Take "Lethal Weapon" and make one of the two cops an alien, and you begin to get an idea of what "Alien Nation" is like. Still, although it's not always a terribly original picture, the main performances are generally enjoyable, if the dialogue and story ideas aren't always up to the potential of the storyline. The film takes place in 1991, three years after an alien race called the Newcomers has landed on Earth and integrated themselves into society. Smart, strong and reliable, the newcomers do face anger from humans who think they will soon be out of a job.
The film stars James Caan as a police detective who loses his partner early on in a grocery store robbery by one of the Newcomers. He gets paired up with a Newcomer partner(Mandy Patinkin) and both set out to investigate and begin to find a cover-up that could mean trouble for both.
The film's attempt at adding sci-fi is pretty much surface details. Instead, the film remains a police thriller - one that's livened by good performances, though. There's a lot of generic "police" lines of dialogue throughout the movie, but if any actor could make these lines sound serious and unlaughable, its James Caan. As his Newcomer partner, Mandy Patinkin also does a fine job. The only one that really doesn't succeed is Terrence Stamp as the movie's villian - Stamp is a fantastic actor, but the role is weakly written and its obvious from the begining that he's the bad guy.
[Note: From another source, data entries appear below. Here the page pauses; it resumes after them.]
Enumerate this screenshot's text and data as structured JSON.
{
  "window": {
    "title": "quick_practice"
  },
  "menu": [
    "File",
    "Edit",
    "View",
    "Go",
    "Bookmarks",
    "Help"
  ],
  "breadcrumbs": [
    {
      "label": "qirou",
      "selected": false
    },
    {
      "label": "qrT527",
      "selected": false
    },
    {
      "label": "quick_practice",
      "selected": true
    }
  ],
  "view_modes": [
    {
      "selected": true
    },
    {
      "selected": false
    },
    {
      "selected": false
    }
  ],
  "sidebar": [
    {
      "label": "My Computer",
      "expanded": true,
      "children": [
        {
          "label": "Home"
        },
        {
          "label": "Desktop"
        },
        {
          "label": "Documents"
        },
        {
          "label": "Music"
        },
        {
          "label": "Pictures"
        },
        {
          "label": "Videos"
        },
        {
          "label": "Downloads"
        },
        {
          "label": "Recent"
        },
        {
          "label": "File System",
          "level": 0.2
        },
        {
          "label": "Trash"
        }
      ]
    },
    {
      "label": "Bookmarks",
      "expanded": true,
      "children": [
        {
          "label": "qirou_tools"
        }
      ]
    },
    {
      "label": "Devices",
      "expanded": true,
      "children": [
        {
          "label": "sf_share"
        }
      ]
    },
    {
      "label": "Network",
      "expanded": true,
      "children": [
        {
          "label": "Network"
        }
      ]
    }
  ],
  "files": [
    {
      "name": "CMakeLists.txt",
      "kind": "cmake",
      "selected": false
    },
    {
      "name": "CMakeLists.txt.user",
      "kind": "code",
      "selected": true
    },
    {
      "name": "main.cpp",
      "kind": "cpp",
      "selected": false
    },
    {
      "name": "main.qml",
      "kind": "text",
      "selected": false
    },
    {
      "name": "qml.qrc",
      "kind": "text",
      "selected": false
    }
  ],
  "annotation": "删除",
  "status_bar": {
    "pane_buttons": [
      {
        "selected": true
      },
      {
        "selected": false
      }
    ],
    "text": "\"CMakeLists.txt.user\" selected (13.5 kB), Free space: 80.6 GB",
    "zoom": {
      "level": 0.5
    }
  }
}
VIDEO: Although there's some problems now and then, titles like "Alien Nation" and "Grand Canyon" show that Fox is really giving their catalog titles excellent treatment. "Alien Nation" is given a 2.35:1 anamorphic transfer and it looks suprisingly good for its 13 year age, almost like a new movie. Sharpness and detail are often great, and the picture looks crisp and well-defined.
There's only a little bit of pixelation to take away from the otherwise very good picture. Some light grain and a couple of minor print flaws appear, but none of the flaws really distracted me at all. Colors appeared rather natural and low-key, with few brighter, bolder moments. Overall, a Fox presentation that exceeded my expectations and looks great.
SOUND: "Alien Nation" is presented in Dolby Digital 4.1 and for its age, the film is really quite impressive at times, although it's not up to speed of more modern action pictures. Still, the mono surround track is often very active - sometimes even a bit more active than I'd like, but I did find often find it entertaining.
Where activity was pleasing for a film of this age, the sound quality was occasionally a little bit lacking. Some of the sound effects sounded a tiny bit thin and sharp, but this wasn't a consistent problem. Dialogue also wasn't quite as smooth and natural as some more modern pictures. Overall though, a pretty entertaining time.
MENUS:: Although menus aren't animated, I did like the stylish graphics that were used as backgrounds.
Trailer: The "Alien Nation" trailer in Dolby 2.0.
Featurette: Just shy of seven minutes in length, this featurette is purely promotional, offering some interviews but mainly talking about story details.
Behind-The-Scenes: Not a documentary, but just a series of clips of production footage. More interesting to watch than the featurette, though.
TV Spots: 3 TV Spots.
Fox Flix: Trailers for other Fox titles: The Abyss, Independence Day, Aliens, Enemy Mine and Zardoz.
Positive: "Alien Nation" is a buddy-cop movie that has a bit of sci-fi thrown in. It's nothing too original, but the lead performances by Caan and Patinkin elevate the material. Fox's DVD provides very good audio/video quality, although not a great deal of extras. May make for a fair rental.